On Thursday, Mishra even appeared in public, inaugurated a conference of heads of prisons from states across the Union.

High risk play

In an earlier age, Indian ministers would often resign on moral grounds. In 1956, Jawaharlal Nehru’s railway minister Lal Bahadur Shahtri put in his papers after a railway accident, taking responsibility for the deaths, even though he had no personal role in the tragedy. However, Indian politics had changed so much in the intervening five decades that in the Lakhimpur case, even though a minister’s son faces personal allegations of murder, the minister has seen no repercussions.

Ironically the only action the BJP seems to have taken on Lakhimpur is to punish its own MP, Varun Gandhi, for condemning the attack. On Thursday, the party dropped his mother, Maneka Gandhi from its national executive, a move widely seen as retaliation for Varun Gandhi’s statements.

What makes this even more unusual is that the BJPs reaction, or lack of it, is a high-risk strategy. The fact that the BJP has decided to brazen out the alleged attack on farmers by Mishra’s convoy has galvanised the opposition only months before Uttar Pradesh goes to polls. The Uttar Pradesh government’s strategy to simply lock up any opposition leader it can get its hands on is poor optics for any government given that jail, in the Indian context, often lends politicians legitimacy as serious players willing to put their personal liberty on the line for public causes.

Strongman politics

However, given the BJP’s style of politics, the party has few options when dealing with the Lakhimpur attack. As political scientist Neelanjan Sircar has explained it in another context, the BJP’s politics is “not only about winning elections, it is about demonstrating control over all facets of space”.

As a result, the BJP must constantly display an aggressive aura of invincibility. The front is a tightrope for the saffron party, since if it gets pierced, its political fortunes might slide quickly in spite of seeming invincible till then. As Sircar points out, a similar play has already happened before with the CPI(M) in West Bengal. The communists maintained a 34-year hegemony over political life in the state – till a precipitous collapse all but wiped out the party in under a decade.

This is, therefore, not the first time the BJP has brazened out allegations of criminal activity. For example, early on in Modi’s first term, in 2015, with the BJP’s Union foreign minister and Rajasthan chief minister accused of corruption in helping cricket administer Lalit Modi bend international travel rules, Union home minister Rajnath Singh simply dismissed demands for anyone to reign since “this is [BJP-led] NDA [National Democratic Alliance], not [Congress-led] UPA [United Progressive Alliance]”.

The BJP’s normally authoritarian style has got turbocharged in Uttar Pradesh, where for the last five years, Adityanath has built up his own image as a strongman.

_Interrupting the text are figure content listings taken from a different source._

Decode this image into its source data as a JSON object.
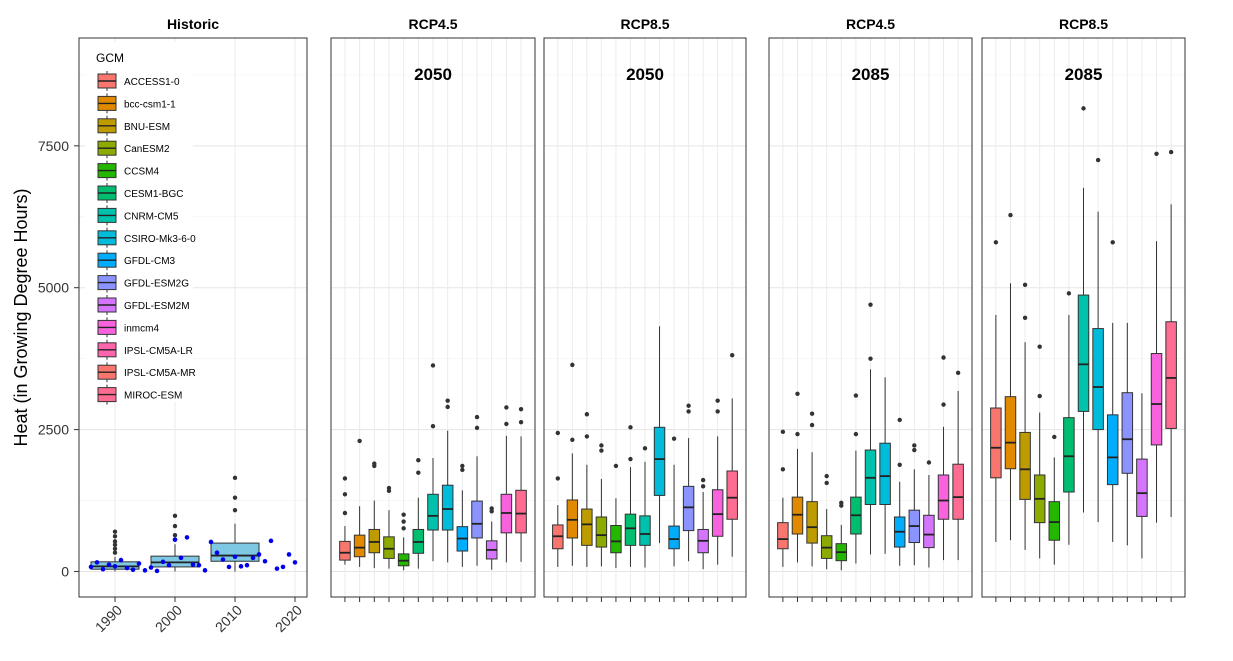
{
  "chart_data": {
    "type": "box",
    "ylabel": "Heat (in Growing Degree Hours)",
    "yticks": [
      0,
      2500,
      5000,
      7500
    ],
    "ylim": [
      -450,
      9400
    ],
    "legend": {
      "title": "GCM",
      "placement": "inside top-left of Historic panel",
      "entries": [
        {
          "name": "ACCESS1-0",
          "color": "#F8766D"
        },
        {
          "name": "bcc-csm1-1",
          "color": "#E18A00"
        },
        {
          "name": "BNU-ESM",
          "color": "#BE9C00"
        },
        {
          "name": "CanESM2",
          "color": "#8CAB00"
        },
        {
          "name": "CCSM4",
          "color": "#24B700"
        },
        {
          "name": "CESM1-BGC",
          "color": "#00BE70"
        },
        {
          "name": "CNRM-CM5",
          "color": "#00C1AB"
        },
        {
          "name": "CSIRO-Mk3-6-0",
          "color": "#00BBDA"
        },
        {
          "name": "GFDL-CM3",
          "color": "#00ACFC"
        },
        {
          "name": "GFDL-ESM2G",
          "color": "#8B93FF"
        },
        {
          "name": "GFDL-ESM2M",
          "color": "#D575FE"
        },
        {
          "name": "inmcm4",
          "color": "#F962DD"
        },
        {
          "name": "IPSL-CM5A-LR",
          "color": "#FF65AC"
        },
        {
          "name": "IPSL-CM5A-MR",
          "color": "#F8766D"
        },
        {
          "name": "MIROC-ESM",
          "color": "#FF6C91"
        }
      ]
    },
    "historic": {
      "title": "Historic",
      "x_ticks": [
        "1990",
        "2000",
        "2010",
        "2020"
      ],
      "x_tick_values": [
        1990,
        2000,
        2010,
        2020
      ],
      "xlim": [
        1984,
        2022
      ],
      "box_fill": "#7EC8E3",
      "boxes": [
        {
          "x": 1990,
          "q1": 40,
          "median": 90,
          "q3": 170,
          "lo": 0,
          "hi": 260,
          "outliers": [
            330,
            400,
            470,
            530,
            620,
            700
          ]
        },
        {
          "x": 2000,
          "q1": 80,
          "median": 160,
          "q3": 270,
          "lo": 0,
          "hi": 480,
          "outliers": [
            560,
            640,
            800,
            980
          ]
        },
        {
          "x": 2010,
          "q1": 180,
          "median": 280,
          "q3": 500,
          "lo": 0,
          "hi": 840,
          "outliers": [
            1080,
            1300,
            1650
          ]
        }
      ],
      "points_color": "#0000EE",
      "points": [
        {
          "x": 1986,
          "y": 80
        },
        {
          "x": 1987,
          "y": 160
        },
        {
          "x": 1988,
          "y": 40
        },
        {
          "x": 1989,
          "y": 120
        },
        {
          "x": 1990,
          "y": 90
        },
        {
          "x": 1991,
          "y": 200
        },
        {
          "x": 1992,
          "y": 60
        },
        {
          "x": 1993,
          "y": 30
        },
        {
          "x": 1994,
          "y": 140
        },
        {
          "x": 1995,
          "y": 20
        },
        {
          "x": 1996,
          "y": 70
        },
        {
          "x": 1997,
          "y": 10
        },
        {
          "x": 1998,
          "y": 170
        },
        {
          "x": 1999,
          "y": 110
        },
        {
          "x": 2000,
          "y": 560
        },
        {
          "x": 2001,
          "y": 240
        },
        {
          "x": 2002,
          "y": 600
        },
        {
          "x": 2003,
          "y": 120
        },
        {
          "x": 2004,
          "y": 110
        },
        {
          "x": 2005,
          "y": 20
        },
        {
          "x": 2006,
          "y": 520
        },
        {
          "x": 2007,
          "y": 330
        },
        {
          "x": 2008,
          "y": 210
        },
        {
          "x": 2009,
          "y": 80
        },
        {
          "x": 2010,
          "y": 260
        },
        {
          "x": 2011,
          "y": 90
        },
        {
          "x": 2012,
          "y": 110
        },
        {
          "x": 2013,
          "y": 240
        },
        {
          "x": 2014,
          "y": 300
        },
        {
          "x": 2015,
          "y": 180
        },
        {
          "x": 2016,
          "y": 540
        },
        {
          "x": 2017,
          "y": 50
        },
        {
          "x": 2018,
          "y": 80
        },
        {
          "x": 2019,
          "y": 300
        },
        {
          "x": 2020,
          "y": 160
        }
      ]
    },
    "panels": [
      {
        "title": "RCP4.5",
        "period": "2050",
        "boxes": [
          {
            "gcm": "ACCESS1-0",
            "q1": 200,
            "median": 330,
            "q3": 530,
            "lo": 120,
            "hi": 800,
            "outliers": [
              1030,
              1360,
              1640
            ]
          },
          {
            "gcm": "bcc-csm1-1",
            "q1": 260,
            "median": 420,
            "q3": 640,
            "lo": 80,
            "hi": 1150,
            "outliers": [
              2300
            ]
          },
          {
            "gcm": "BNU-ESM",
            "q1": 330,
            "median": 520,
            "q3": 740,
            "lo": 60,
            "hi": 1250,
            "outliers": [
              1860,
              1900
            ]
          },
          {
            "gcm": "CanESM2",
            "q1": 230,
            "median": 400,
            "q3": 610,
            "lo": 50,
            "hi": 1080,
            "outliers": [
              1420,
              1470
            ]
          },
          {
            "gcm": "CCSM4",
            "q1": 100,
            "median": 190,
            "q3": 310,
            "lo": 20,
            "hi": 600,
            "outliers": [
              760,
              880,
              1000
            ]
          },
          {
            "gcm": "CESM1-BGC",
            "q1": 320,
            "median": 520,
            "q3": 740,
            "lo": 50,
            "hi": 1300,
            "outliers": [
              1740,
              1960
            ]
          },
          {
            "gcm": "CNRM-CM5",
            "q1": 730,
            "median": 980,
            "q3": 1360,
            "lo": 180,
            "hi": 2000,
            "outliers": [
              2560,
              3630
            ]
          },
          {
            "gcm": "CSIRO-Mk3-6-0",
            "q1": 730,
            "median": 1100,
            "q3": 1520,
            "lo": 160,
            "hi": 2480,
            "outliers": [
              2900,
              3010
            ]
          },
          {
            "gcm": "GFDL-CM3",
            "q1": 360,
            "median": 580,
            "q3": 790,
            "lo": 80,
            "hi": 1430,
            "outliers": [
              1790,
              1860
            ]
          },
          {
            "gcm": "GFDL-ESM2G",
            "q1": 590,
            "median": 840,
            "q3": 1240,
            "lo": 100,
            "hi": 2030,
            "outliers": [
              2530,
              2720
            ]
          },
          {
            "gcm": "GFDL-ESM2M",
            "q1": 220,
            "median": 380,
            "q3": 540,
            "lo": 30,
            "hi": 880,
            "outliers": [
              1060,
              1110
            ]
          },
          {
            "gcm": "inmcm4",
            "q1": 680,
            "median": 1030,
            "q3": 1360,
            "lo": 160,
            "hi": 2390,
            "outliers": [
              2600,
              2890
            ]
          },
          {
            "gcm": "MIROC-ESM",
            "q1": 680,
            "median": 1020,
            "q3": 1430,
            "lo": 170,
            "hi": 2380,
            "outliers": [
              2630,
              2860
            ]
          }
        ]
      },
      {
        "title": "RCP8.5",
        "period": "2050",
        "boxes": [
          {
            "gcm": "ACCESS1-0",
            "q1": 400,
            "median": 620,
            "q3": 820,
            "lo": 80,
            "hi": 1170,
            "outliers": [
              1640,
              2440
            ]
          },
          {
            "gcm": "bcc-csm1-1",
            "q1": 590,
            "median": 910,
            "q3": 1260,
            "lo": 100,
            "hi": 2080,
            "outliers": [
              2320,
              3640
            ]
          },
          {
            "gcm": "BNU-ESM",
            "q1": 460,
            "median": 830,
            "q3": 1100,
            "lo": 80,
            "hi": 1880,
            "outliers": [
              2380,
              2770
            ]
          },
          {
            "gcm": "CanESM2",
            "q1": 430,
            "median": 640,
            "q3": 960,
            "lo": 90,
            "hi": 1630,
            "outliers": [
              2130,
              2220
            ]
          },
          {
            "gcm": "CCSM4",
            "q1": 330,
            "median": 530,
            "q3": 810,
            "lo": 60,
            "hi": 1290,
            "outliers": [
              1860
            ]
          },
          {
            "gcm": "CESM1-BGC",
            "q1": 460,
            "median": 760,
            "q3": 1010,
            "lo": 80,
            "hi": 1840,
            "outliers": [
              1980,
              2540
            ]
          },
          {
            "gcm": "CNRM-CM5",
            "q1": 460,
            "median": 660,
            "q3": 980,
            "lo": 70,
            "hi": 1930,
            "outliers": [
              2170
            ]
          },
          {
            "gcm": "CSIRO-Mk3-6-0",
            "q1": 1340,
            "median": 1980,
            "q3": 2540,
            "lo": 500,
            "hi": 4320,
            "outliers": []
          },
          {
            "gcm": "GFDL-CM3",
            "q1": 400,
            "median": 570,
            "q3": 800,
            "lo": 90,
            "hi": 1880,
            "outliers": [
              2340
            ]
          },
          {
            "gcm": "GFDL-ESM2G",
            "q1": 720,
            "median": 1130,
            "q3": 1500,
            "lo": 180,
            "hi": 2350,
            "outliers": [
              2820,
              2920
            ]
          },
          {
            "gcm": "GFDL-ESM2M",
            "q1": 330,
            "median": 540,
            "q3": 740,
            "lo": 40,
            "hi": 1400,
            "outliers": [
              1500,
              1610
            ]
          },
          {
            "gcm": "inmcm4",
            "q1": 620,
            "median": 1010,
            "q3": 1440,
            "lo": 120,
            "hi": 2380,
            "outliers": [
              2820,
              3010
            ]
          },
          {
            "gcm": "MIROC-ESM",
            "q1": 920,
            "median": 1300,
            "q3": 1770,
            "lo": 260,
            "hi": 3050,
            "outliers": [
              3810
            ]
          }
        ]
      },
      {
        "title": "RCP4.5",
        "period": "2085",
        "boxes": [
          {
            "gcm": "ACCESS1-0",
            "q1": 400,
            "median": 570,
            "q3": 860,
            "lo": 80,
            "hi": 1300,
            "outliers": [
              1800,
              2460
            ]
          },
          {
            "gcm": "bcc-csm1-1",
            "q1": 660,
            "median": 1000,
            "q3": 1310,
            "lo": 160,
            "hi": 2160,
            "outliers": [
              2420,
              3130
            ]
          },
          {
            "gcm": "BNU-ESM",
            "q1": 500,
            "median": 780,
            "q3": 1230,
            "lo": 90,
            "hi": 2100,
            "outliers": [
              2580,
              2780
            ]
          },
          {
            "gcm": "CanESM2",
            "q1": 230,
            "median": 420,
            "q3": 630,
            "lo": 40,
            "hi": 1100,
            "outliers": [
              1560,
              1680
            ]
          },
          {
            "gcm": "CCSM4",
            "q1": 190,
            "median": 340,
            "q3": 490,
            "lo": 20,
            "hi": 820,
            "outliers": [
              1160,
              1210
            ]
          },
          {
            "gcm": "CESM1-BGC",
            "q1": 660,
            "median": 990,
            "q3": 1310,
            "lo": 140,
            "hi": 2130,
            "outliers": [
              2420,
              3100
            ]
          },
          {
            "gcm": "CNRM-CM5",
            "q1": 1180,
            "median": 1650,
            "q3": 2140,
            "lo": 300,
            "hi": 3560,
            "outliers": [
              3750,
              4700
            ]
          },
          {
            "gcm": "CSIRO-Mk3-6-0",
            "q1": 1180,
            "median": 1680,
            "q3": 2260,
            "lo": 310,
            "hi": 3420,
            "outliers": []
          },
          {
            "gcm": "GFDL-CM3",
            "q1": 430,
            "median": 700,
            "q3": 960,
            "lo": 100,
            "hi": 1580,
            "outliers": [
              1880,
              2670
            ]
          },
          {
            "gcm": "GFDL-ESM2G",
            "q1": 510,
            "median": 800,
            "q3": 1080,
            "lo": 110,
            "hi": 1800,
            "outliers": [
              2140,
              2220
            ]
          },
          {
            "gcm": "GFDL-ESM2M",
            "q1": 420,
            "median": 650,
            "q3": 990,
            "lo": 70,
            "hi": 1700,
            "outliers": [
              1920
            ]
          },
          {
            "gcm": "inmcm4",
            "q1": 920,
            "median": 1250,
            "q3": 1700,
            "lo": 200,
            "hi": 2550,
            "outliers": [
              2940,
              3770
            ]
          },
          {
            "gcm": "MIROC-ESM",
            "q1": 920,
            "median": 1310,
            "q3": 1890,
            "lo": 200,
            "hi": 3180,
            "outliers": [
              3500
            ]
          }
        ]
      },
      {
        "title": "RCP8.5",
        "period": "2085",
        "boxes": [
          {
            "gcm": "ACCESS1-0",
            "q1": 1650,
            "median": 2180,
            "q3": 2880,
            "lo": 520,
            "hi": 4520,
            "outliers": [
              5800
            ]
          },
          {
            "gcm": "bcc-csm1-1",
            "q1": 1810,
            "median": 2270,
            "q3": 3080,
            "lo": 550,
            "hi": 5080,
            "outliers": [
              6280
            ]
          },
          {
            "gcm": "BNU-ESM",
            "q1": 1270,
            "median": 1800,
            "q3": 2450,
            "lo": 380,
            "hi": 4040,
            "outliers": [
              4470,
              5050
            ]
          },
          {
            "gcm": "CanESM2",
            "q1": 860,
            "median": 1280,
            "q3": 1700,
            "lo": 230,
            "hi": 2800,
            "outliers": [
              3090,
              3960
            ]
          },
          {
            "gcm": "CCSM4",
            "q1": 550,
            "median": 870,
            "q3": 1230,
            "lo": 120,
            "hi": 2010,
            "outliers": [
              2370
            ]
          },
          {
            "gcm": "CESM1-BGC",
            "q1": 1400,
            "median": 2030,
            "q3": 2710,
            "lo": 470,
            "hi": 4520,
            "outliers": [
              4900
            ]
          },
          {
            "gcm": "CNRM-CM5",
            "q1": 2820,
            "median": 3650,
            "q3": 4870,
            "lo": 1040,
            "hi": 6760,
            "outliers": [
              8160
            ]
          },
          {
            "gcm": "CSIRO-Mk3-6-0",
            "q1": 2500,
            "median": 3250,
            "q3": 4280,
            "lo": 870,
            "hi": 6340,
            "outliers": [
              7250
            ]
          },
          {
            "gcm": "GFDL-CM3",
            "q1": 1530,
            "median": 2010,
            "q3": 2760,
            "lo": 520,
            "hi": 4380,
            "outliers": [
              5800
            ]
          },
          {
            "gcm": "GFDL-ESM2G",
            "q1": 1730,
            "median": 2330,
            "q3": 3150,
            "lo": 460,
            "hi": 4380,
            "outliers": []
          },
          {
            "gcm": "GFDL-ESM2M",
            "q1": 970,
            "median": 1380,
            "q3": 1980,
            "lo": 230,
            "hi": 3140,
            "outliers": []
          },
          {
            "gcm": "inmcm4",
            "q1": 2230,
            "median": 2950,
            "q3": 3840,
            "lo": 860,
            "hi": 5820,
            "outliers": [
              7360
            ]
          },
          {
            "gcm": "MIROC-ESM",
            "q1": 2520,
            "median": 3410,
            "q3": 4400,
            "lo": 960,
            "hi": 6470,
            "outliers": [
              7390
            ]
          }
        ]
      }
    ]
  }
}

The chief minister has frequently encouraged blatant illegality, pushing police extra-judicial killings and arrests for free speech, as a way to burnish his strongman image. Ethics of the strategy aside, those actions have won Adityanath significant popularity. He is, along with Modi and Shah, one of the BJP’s most well-known leaders, popular not only in Uttar Pradesh but also nationally.

Caught between a rock and a hard place, clearly the BJP has decided to keep on course with its aggressive style of politics, brazening out even this allegation rather than pursue justice for the nine people murdered on Sunday.